By way of the instant revision-petition, the petitioners (arrayed as the third and the fourth defendants in the Civil Suit) assailed the order of the Civil Judge (Junior Division), Bhiwani (Trial Court) whereby the application moved by them under Order 1 Rule 10 CPC for impleading M/s Gill Sindu Transport Company as the fifth defendant in the Civil Suit, was dismissed. 

As per the brief factual matrix culminating in the filing of the present revision petition,  the first respondent-plaintiff filed a Civil Suit against the petitioners-defendants and proforma respondents (second and third) (first and second defendants in the Civil Suit) for seeking a decree for recovery of a certain amount with cost. 

The petitioners moved the impleadment application while averring that the proposed defendant- Company had transported 50 bags of the fabrics of the plaintiff-Company through them and had delivered the same to the authorized consignee at Delhi and therefore, this transport Company was also required to be impleaded as a defendant for the just and proper adjudication of the real controversy between the parties in the Civil Suit. Vide the impugned order, the said application was rejected. 
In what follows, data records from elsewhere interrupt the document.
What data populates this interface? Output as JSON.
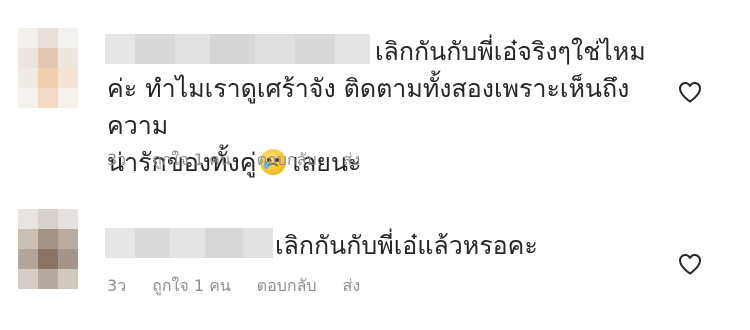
{
  "comments": [
    {
      "lines": [
        "เลิกกันกับพี่เอ๋จริงๆใช่ไหม",
        "ค่ะ ทำไมเราดูเศร้าจัง ติดตามทั้งสองเพราะเห็นถึงความ",
        "น่ารักของทั้งคู่"
      ],
      "tail": "เลยนะ",
      "emoji": "crying-face-icon",
      "time": "3ว",
      "likes": "ถูกใจ 1 คน",
      "reply": "ตอบกลับ",
      "send": "ส่ง"
    },
    {
      "lines": [
        "เลิกกันกับพี่เอ๋แล้วหรอคะ"
      ],
      "time": "3ว",
      "likes": "ถูกใจ 1 คน",
      "reply": "ตอบกลับ",
      "send": "ส่ง"
    }
  ],
  "colors": {
    "text": "#262626",
    "meta": "#8e8e8e",
    "heart_stroke": "#262626"
  }
}
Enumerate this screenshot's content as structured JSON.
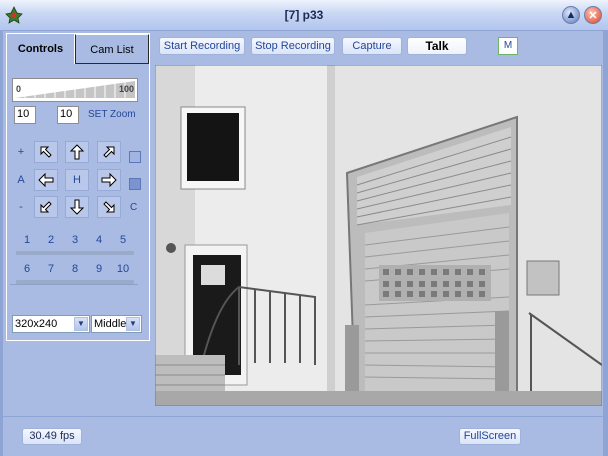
{
  "window": {
    "title": "[7] p33",
    "minimize_icon": "chevron-up-icon",
    "close_icon": "close-icon"
  },
  "tabs": [
    {
      "label": "Controls",
      "active": true
    },
    {
      "label": "Cam List",
      "active": false
    }
  ],
  "zoom": {
    "slider_min": "0",
    "slider_max": "100",
    "value_a": "10",
    "value_b": "10",
    "set_label": "SET Zoom"
  },
  "ptz": {
    "plus": "+",
    "a": "A",
    "minus": "-",
    "home": "H",
    "c": "C",
    "icons": [
      "arrow-up-left-icon",
      "arrow-up-icon",
      "arrow-up-right-icon",
      "arrow-left-icon",
      "arrow-right-icon",
      "arrow-down-left-icon",
      "arrow-down-icon",
      "arrow-down-right-icon"
    ]
  },
  "presets_row1": [
    "1",
    "2",
    "3",
    "4",
    "5"
  ],
  "presets_row2": [
    "6",
    "7",
    "8",
    "9",
    "10"
  ],
  "resolution": {
    "value": "320x240"
  },
  "quality": {
    "value": "Middle"
  },
  "toolbar": {
    "start_recording": "Start Recording",
    "stop_recording": "Stop Recording",
    "capture": "Capture",
    "talk": "Talk",
    "m": "M"
  },
  "status": {
    "fps": "30.49 fps",
    "fullscreen": "FullScreen"
  },
  "colors": {
    "background": "#a9bbe2",
    "accent_text": "#24479a",
    "frame": "#8ea4d4"
  }
}
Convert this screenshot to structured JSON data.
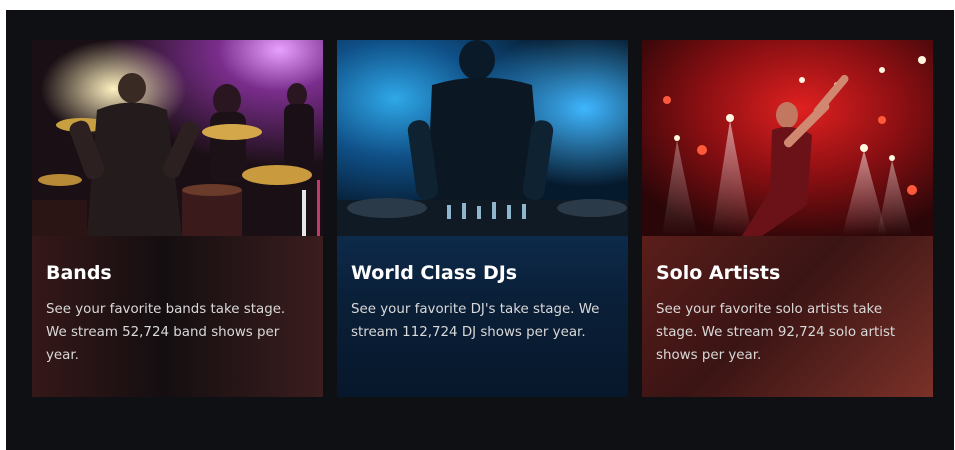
{
  "cards": [
    {
      "title": "Bands",
      "description": "See your favorite bands take stage. We stream 52,724 band shows per year.",
      "image": "band-drummer-photo"
    },
    {
      "title": "World Class DJs",
      "description": "See your favorite DJ's take stage. We stream 112,724 DJ shows per year.",
      "image": "dj-mixer-photo"
    },
    {
      "title": "Solo Artists",
      "description": "See your favorite solo artists take stage. We stream 92,724 solo artist shows per year.",
      "image": "solo-singer-photo"
    }
  ],
  "colors": {
    "page_background": "#0e1014",
    "bands_accent": "#7a2d8c",
    "djs_accent": "#1e7fd0",
    "solo_accent": "#c81e1e"
  }
}
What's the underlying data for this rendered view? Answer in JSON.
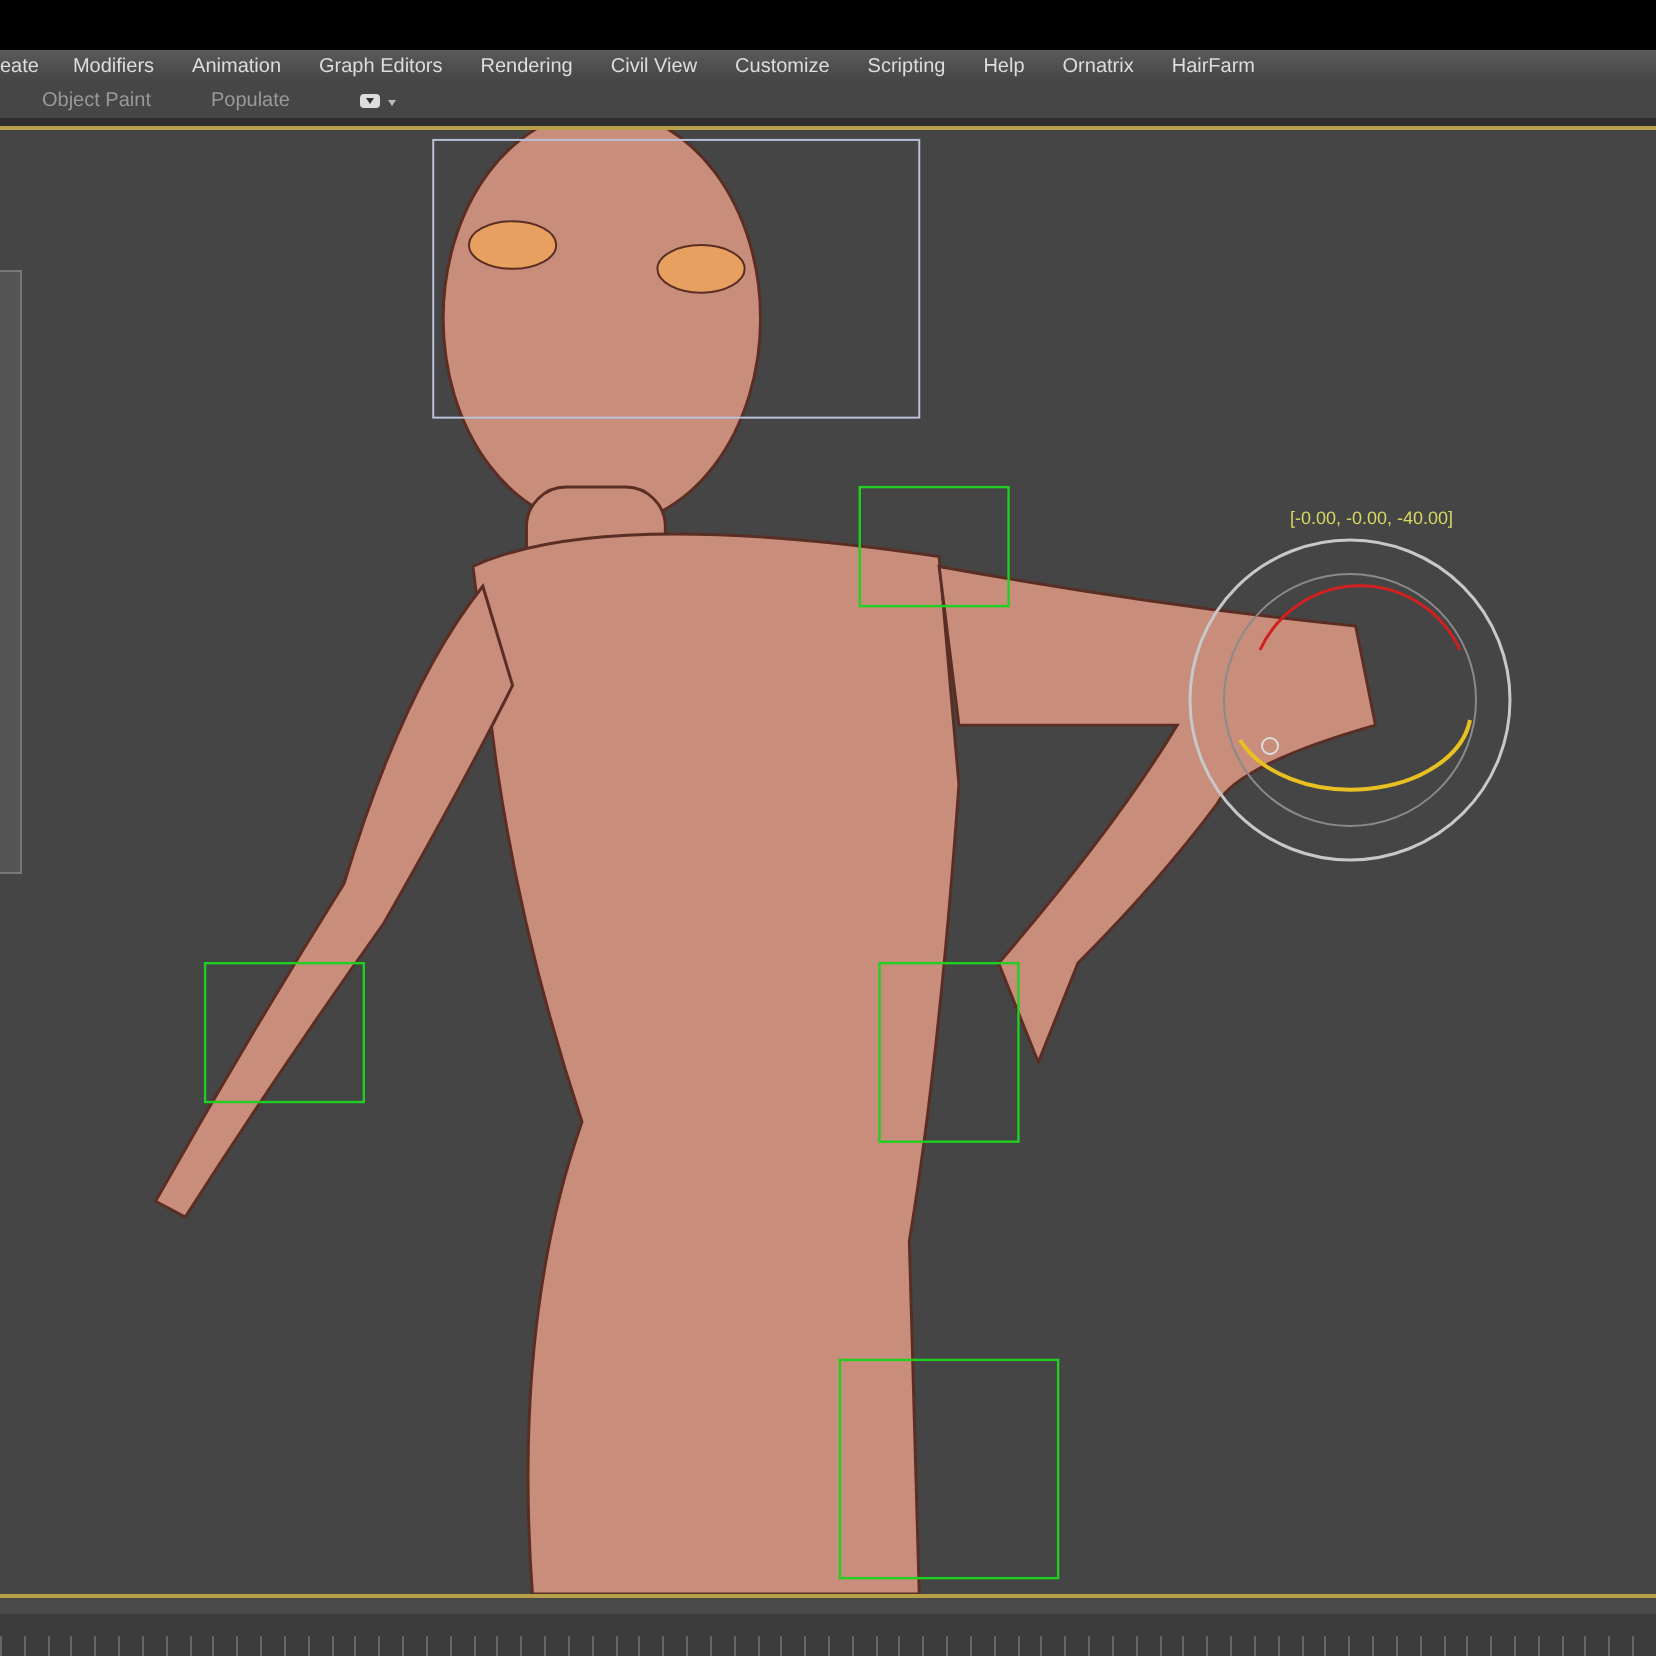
{
  "menu_bar": {
    "items": [
      "eate",
      "Modifiers",
      "Animation",
      "Graph Editors",
      "Rendering",
      "Civil View",
      "Customize",
      "Scripting",
      "Help",
      "Ornatrix",
      "HairFarm"
    ]
  },
  "ribbon": {
    "tabs": [
      "Object Paint",
      "Populate"
    ]
  },
  "viewport": {
    "gizmo_readout": "[-0.00, -0.00, -40.00]"
  }
}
The petitioners’ counsel contended that the said bags of fabrics had been handed over to the said proposed defendant-transport Company for delivering the same to the authorized consignee at Delhi and the entire dispute arose because the said goods allegedly never reached their actual destination and therefore, the proposed fifth defendant was also a necessary party to effectively decide the real controversy between the parties.

This contention was not found to be tenable by the Court because concededly, the proposed defendant was not a party to the transaction in question between the petitioners and the first respondent (the plaintiff in the Civil Suit). The petitioners were to deliver the said goods of the first respondent- plaintiff Company to proforma respondents (second and third) and they were stated to have engaged the proposed fifth defendant to transport the same. Thus, the Court observed that there was no privity of contract between the first respondent-plaintiff and the said proposed defendant and it being so, the proposed defendant Company could not be construed to be a necessary party to the said Civil Suit for its proper and effective decision.

Further, the Court added that even otherwise, the plaintiff enjoys the status of dominus litis and has every right to pursue his claim against anyone he thinks fit. 

Resultantly, the revision petition in hand was dismissed.